Hacettepe Üniversitesi Türkiyat Araştırmaları Dergisi, no.39, pp.199-225, 2023 (Peer-Reviewed Journal)
This article utilizing the Sharia Court Registers of the Tulip Era scrutinizes
three types of spaces in the city of Ankara: the neighborhood, the street, and the house
to discuss the perception of privacy among city dwellers. In an ottoman city, streets
and houses, as parts of a neighborhood, have their boundaries and exhibit varying
layers of privacy. Accordingly, on a larger scale, neighborhoods constitute the first
layer of privacy, sometimes leading to a collective decision to expel individuals who
breach privacy norms. The streets, acting as a link between the neighborhood and the
house, constitute the middle layer and possess a stricter sense of privacy compared to
neighborhoods.
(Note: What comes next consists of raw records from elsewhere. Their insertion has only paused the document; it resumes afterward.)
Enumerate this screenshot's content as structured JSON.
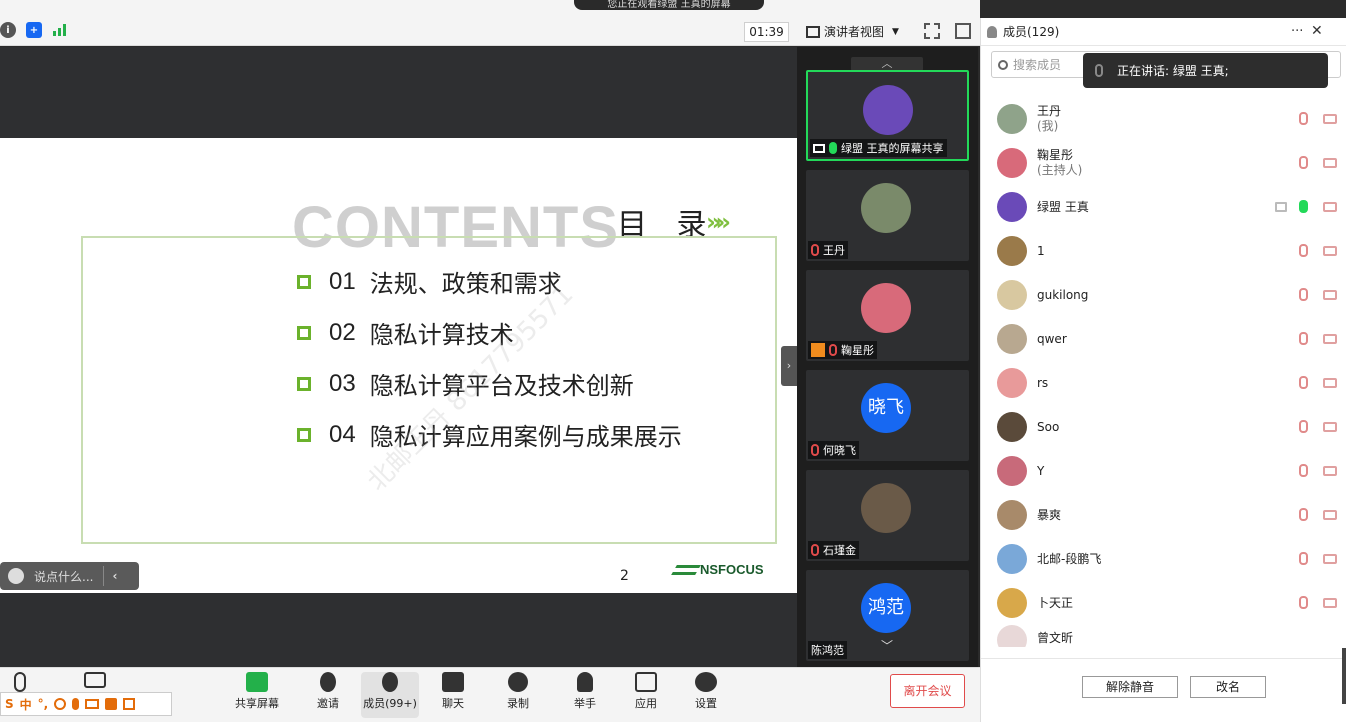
{
  "window": {
    "banner": "您正在观看绿盟 王真的屏幕",
    "timer": "01:39",
    "view_mode": "演讲者视图"
  },
  "slide": {
    "watermark_title": "CONTENTS",
    "title": "目 录",
    "chevrons": "»»",
    "items": [
      {
        "num": "01",
        "label": "法规、政策和需求"
      },
      {
        "num": "02",
        "label": "隐私计算技术"
      },
      {
        "num": "03",
        "label": "隐私计算平台及技术创新"
      },
      {
        "num": "04",
        "label": "隐私计算应用案例与成果展示"
      }
    ],
    "page_number": "2",
    "logo_text": "NSFOCUS",
    "watermark_text": "北邮王丹 8617795571"
  },
  "chat": {
    "placeholder": "说点什么..."
  },
  "gallery": {
    "tiles": [
      {
        "name": "绿盟 王真的屏幕共享",
        "active": true,
        "avatar": "avatar-purple",
        "avatar_color": "#6a4ab8",
        "mic": "on"
      },
      {
        "name": "王丹",
        "active": false,
        "avatar": "avatar-panda",
        "avatar_color": "#7a8a6a",
        "mic": "off"
      },
      {
        "name": "鞠星彤",
        "active": false,
        "avatar": "avatar-cartoon",
        "avatar_color": "#d86a7a",
        "mic": "off"
      },
      {
        "name": "何晓飞",
        "active": false,
        "avatar_text": "晓飞",
        "mic": "off"
      },
      {
        "name": "石瑾金",
        "active": false,
        "avatar": "avatar-dog",
        "avatar_color": "#6a5a48",
        "mic": "off"
      },
      {
        "name": "陈鸿范",
        "active": false,
        "avatar_text": "鸿范",
        "mic": "none"
      }
    ]
  },
  "toolbar": {
    "share": "共享屏幕",
    "invite": "邀请",
    "members": "成员(99+)",
    "chat": "聊天",
    "record": "录制",
    "raise_hand": "举手",
    "apps": "应用",
    "settings": "设置",
    "leave": "离开会议"
  },
  "ime": {
    "lang": "中",
    "punct": "°,"
  },
  "panel": {
    "title": "成员(129)",
    "more": "···",
    "close": "✕",
    "search_placeholder": "搜索成员",
    "speaking": "正在讲话: 绿盟 王真;",
    "members": [
      {
        "name": "王丹",
        "role": "(我)",
        "color": "#8fa38a",
        "mic": "off",
        "share": false
      },
      {
        "name": "鞠星彤",
        "role": "(主持人)",
        "color": "#d86a7a",
        "mic": "off",
        "share": false
      },
      {
        "name": "绿盟 王真",
        "role": "",
        "color": "#6a4ab8",
        "mic": "on",
        "share": true
      },
      {
        "name": "1",
        "role": "",
        "color": "#9a7a4a",
        "mic": "off",
        "share": false
      },
      {
        "name": "gukilong",
        "role": "",
        "color": "#d8c8a0",
        "mic": "off",
        "share": false
      },
      {
        "name": "qwer",
        "role": "",
        "color": "#b8a890",
        "mic": "off",
        "share": false
      },
      {
        "name": "rs",
        "role": "",
        "color": "#e89a9a",
        "mic": "off",
        "share": false
      },
      {
        "name": "Soo",
        "role": "",
        "color": "#5a4a3a",
        "mic": "off",
        "share": false
      },
      {
        "name": "Y",
        "role": "",
        "color": "#c86a7a",
        "mic": "off",
        "share": false
      },
      {
        "name": "暴爽",
        "role": "",
        "color": "#a88a6a",
        "mic": "off",
        "share": false
      },
      {
        "name": "北邮-段鹏飞",
        "role": "",
        "color": "#7aa8d8",
        "mic": "off",
        "share": false
      },
      {
        "name": "卜天正",
        "role": "",
        "color": "#d8a84a",
        "mic": "off",
        "share": false
      },
      {
        "name": "曾文昕",
        "role": "",
        "color": "#e8d8d8",
        "mic": "off",
        "share": false
      }
    ],
    "unmute_all": "解除静音",
    "rename": "改名"
  }
}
Finally, houses constitute the core of privacy and are protected by an
absolute notion of privacy. These buildings were surrounded by walls, with special
emphasis on keeping the women's quarters out of sight. This article traces the gradual
narrowing of privacy from the neighborhood to the house in spatial terms, shedding
light on people’s responses to privacy violations in different locations contributing
thus, to the studies of Ankara’s urban history and the notions of Ottoman privacy.
Bu makale, Ankara kentindeki üç mekânı incelemektedir: mahalle, sokak ve ev.
Bu mekânlarda kent sakinlerinin mahremiyet algısını tartışmak için Lale Devri’ne ait
şer‘iyye sicillerinden yararlanılmıştır. Mahallenin bir parçası olan sokak ve evlerin
kendine ait sınırları olup her birinin mahremiyet anlayışının farklı olduğu
gözlemlenmiştir. Buna göre mahalleler, mahremiyetin ilk katmanını oluşturmakta ve
mahremiyetin sınırlarını ihlal eden kişilerin mahalleden uzaklaştırılmasına yönelik
ortak bir karar alınmasına neden olmaktadır. Mahalle ile ev arasında bir bağlantı görevi
gören sokaklar, orta katmanı oluşturur ve mahallelere kıyasla daha katı bir mahremiyet
anlayışına sahiptir. Evler ise mahremiyetin çekirdeğini oluşturur ve mutlak bir
mahremiyet anlayışıyla korunur. Bu yapıların etrafı, duvarlarla çevrilmiş ve her şeyden
önce kadınların bulunduğu kısımlar, gözlerden uzak tutulmaya çalışılmıştır. Böylece
makale, mahremiyetin mekânsal olarak mahalleden eve doğru kademeli bir şekilde
daraldığını ortaya koymakta ve insanların farklı mekânlardaki mahremiyet ihlallerine
verdikleri tepkilere ışık tutmaktadır. Bu araştırmanın temel amacı, Ankara’nın kent
tarihine ve Osmanlı mahremiyet araştırmalarına katkıda bulunmaktır.